Akşam oldu hüzünlendim ben yine,
Hasret kaldım gözlerinin rengine.
Gel mehtabım, gel sevdiğim, gel yine;
Hasret kaldım gözlerinin rengine.
Niçin hüzünlenir insan?
Hüzünlenmek kötü bir şey mi?
Bence tam tersi hüzün kalbin canlı ve dinamik olduğunun göstergesidir.
Hüzün, hayatın basitliğine ve sıradanlığına karşı bir başkaldırıdır.
Aslında hüzün, canımızı acıtan, bizi derinden derine sarsan, benliğimizi saran bir duygu seli ve yoğunluğudur.
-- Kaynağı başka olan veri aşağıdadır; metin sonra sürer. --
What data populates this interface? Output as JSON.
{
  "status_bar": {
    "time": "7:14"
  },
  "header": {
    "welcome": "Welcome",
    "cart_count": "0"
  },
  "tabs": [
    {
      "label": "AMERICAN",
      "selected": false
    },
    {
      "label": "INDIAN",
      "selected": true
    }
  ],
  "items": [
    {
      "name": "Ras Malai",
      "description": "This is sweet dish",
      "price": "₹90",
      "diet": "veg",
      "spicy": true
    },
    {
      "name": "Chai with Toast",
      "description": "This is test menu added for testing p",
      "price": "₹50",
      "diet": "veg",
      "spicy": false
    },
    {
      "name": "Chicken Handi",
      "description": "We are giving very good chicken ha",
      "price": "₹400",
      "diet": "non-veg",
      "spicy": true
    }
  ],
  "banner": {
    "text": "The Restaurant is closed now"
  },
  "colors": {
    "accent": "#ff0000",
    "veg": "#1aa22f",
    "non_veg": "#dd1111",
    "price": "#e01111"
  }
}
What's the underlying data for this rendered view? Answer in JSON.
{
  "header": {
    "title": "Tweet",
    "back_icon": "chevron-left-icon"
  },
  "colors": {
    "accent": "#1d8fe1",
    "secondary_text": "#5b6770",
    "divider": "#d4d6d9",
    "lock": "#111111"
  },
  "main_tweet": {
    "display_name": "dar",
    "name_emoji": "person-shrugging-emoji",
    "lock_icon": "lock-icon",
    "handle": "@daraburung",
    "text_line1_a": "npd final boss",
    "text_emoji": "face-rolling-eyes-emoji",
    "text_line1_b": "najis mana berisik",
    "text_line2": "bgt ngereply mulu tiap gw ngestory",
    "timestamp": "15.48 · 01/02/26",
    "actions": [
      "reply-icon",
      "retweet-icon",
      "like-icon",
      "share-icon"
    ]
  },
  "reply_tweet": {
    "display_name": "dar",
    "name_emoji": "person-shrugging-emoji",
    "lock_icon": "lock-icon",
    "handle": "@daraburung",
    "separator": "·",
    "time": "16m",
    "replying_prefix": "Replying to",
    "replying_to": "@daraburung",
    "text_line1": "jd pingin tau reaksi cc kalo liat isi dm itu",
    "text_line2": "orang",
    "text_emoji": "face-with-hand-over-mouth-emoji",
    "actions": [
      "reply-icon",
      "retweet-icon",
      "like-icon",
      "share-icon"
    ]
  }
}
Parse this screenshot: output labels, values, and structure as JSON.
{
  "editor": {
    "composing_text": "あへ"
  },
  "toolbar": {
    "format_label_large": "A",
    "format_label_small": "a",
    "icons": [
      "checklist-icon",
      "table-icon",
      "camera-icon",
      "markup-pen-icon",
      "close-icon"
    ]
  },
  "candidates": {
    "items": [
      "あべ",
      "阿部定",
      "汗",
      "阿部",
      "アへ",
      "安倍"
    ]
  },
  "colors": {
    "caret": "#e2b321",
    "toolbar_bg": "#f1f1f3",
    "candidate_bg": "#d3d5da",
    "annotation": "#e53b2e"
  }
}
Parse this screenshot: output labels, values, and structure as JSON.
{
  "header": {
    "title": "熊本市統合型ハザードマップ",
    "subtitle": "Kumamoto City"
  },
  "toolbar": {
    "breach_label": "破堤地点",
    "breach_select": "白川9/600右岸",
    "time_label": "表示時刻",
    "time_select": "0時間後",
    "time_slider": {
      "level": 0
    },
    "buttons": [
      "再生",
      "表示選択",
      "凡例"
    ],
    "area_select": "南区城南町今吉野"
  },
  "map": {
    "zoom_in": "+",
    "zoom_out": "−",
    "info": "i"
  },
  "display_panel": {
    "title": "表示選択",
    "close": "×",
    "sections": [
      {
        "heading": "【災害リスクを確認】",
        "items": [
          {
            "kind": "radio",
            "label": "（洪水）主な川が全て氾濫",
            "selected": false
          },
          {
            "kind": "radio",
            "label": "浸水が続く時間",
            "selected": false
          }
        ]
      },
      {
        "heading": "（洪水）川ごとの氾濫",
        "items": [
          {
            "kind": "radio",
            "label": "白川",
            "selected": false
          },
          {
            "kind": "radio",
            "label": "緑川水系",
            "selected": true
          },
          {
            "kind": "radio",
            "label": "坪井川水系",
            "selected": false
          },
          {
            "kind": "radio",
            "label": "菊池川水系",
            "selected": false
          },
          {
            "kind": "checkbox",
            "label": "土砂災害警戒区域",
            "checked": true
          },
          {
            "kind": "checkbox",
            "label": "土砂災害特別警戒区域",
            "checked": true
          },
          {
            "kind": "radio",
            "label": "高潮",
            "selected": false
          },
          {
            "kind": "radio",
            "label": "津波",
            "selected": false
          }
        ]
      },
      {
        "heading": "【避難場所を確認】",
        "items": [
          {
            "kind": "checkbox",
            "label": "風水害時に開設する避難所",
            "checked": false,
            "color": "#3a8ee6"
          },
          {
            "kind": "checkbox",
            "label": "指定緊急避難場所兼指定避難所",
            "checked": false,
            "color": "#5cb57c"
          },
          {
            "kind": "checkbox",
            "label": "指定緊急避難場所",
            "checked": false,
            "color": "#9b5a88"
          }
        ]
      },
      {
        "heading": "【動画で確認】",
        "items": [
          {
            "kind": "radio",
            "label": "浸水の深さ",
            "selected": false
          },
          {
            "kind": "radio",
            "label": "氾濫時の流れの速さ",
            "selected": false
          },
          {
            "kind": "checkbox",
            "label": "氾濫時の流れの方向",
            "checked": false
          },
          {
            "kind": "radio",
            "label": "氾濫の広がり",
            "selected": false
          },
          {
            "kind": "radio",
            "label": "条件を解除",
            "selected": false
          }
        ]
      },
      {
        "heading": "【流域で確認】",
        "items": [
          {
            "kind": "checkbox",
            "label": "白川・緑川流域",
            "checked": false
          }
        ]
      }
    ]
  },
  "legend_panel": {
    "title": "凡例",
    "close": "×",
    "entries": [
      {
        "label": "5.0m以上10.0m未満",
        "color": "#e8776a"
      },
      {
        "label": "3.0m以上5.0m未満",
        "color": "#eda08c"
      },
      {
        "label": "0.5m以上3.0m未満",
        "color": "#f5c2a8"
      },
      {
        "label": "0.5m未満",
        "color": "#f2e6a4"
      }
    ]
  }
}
Hüzün kalbin ağlaması, yüreğin sessiz çığlığıdır.
Peki, gerçekten hüzne ihtiyacımız var mı?
İnsan olmak duygusal olmaktır. Duygusal olan her canlı yaşadığı sıkıntı, acı ile zaman zaman hüzünlenir. Bazen kafasına takılan bir sorunun cevabını bulamadığı zaman bile bu duygusallık pekişir. İnsanın içten içe yaşadığı duygu yoğunludur. Elbette hüzne ihtiyacımız var. Hayatta hep neşe hep güzellikler yok ki. Bazen duyguların yoğunlaşması, merhamet hissi, çıkmaza girmek ve birçok nedenden dolayı hüzünlenir insan.
Bazen nedensizdir hüzün.
Hiçbir şey yokken kapanır insan kendine.
Konuşmak gelmez içinden. Paylaşmak istemez.
Kendiyle içsel duygularıyla baş başa kalmak ister.
Gülmek, insan için ne kadar doğal ve gerekli bir şeyse, hüzün de aynı şekilde doğal ve gereklidir. Hayatımız boyunca biz onu değil, o bizi bir şekilde bulur.
Hüzün duygusu, akla yardımcı olur veya ona destek verir. Aklın olgunlaşmasını sağlar. Ama bu demek değildir ki her an hüzün her mutsuz gezmeliyiz.
Her duygu yerinde ve zamanında yaşanmalıdır.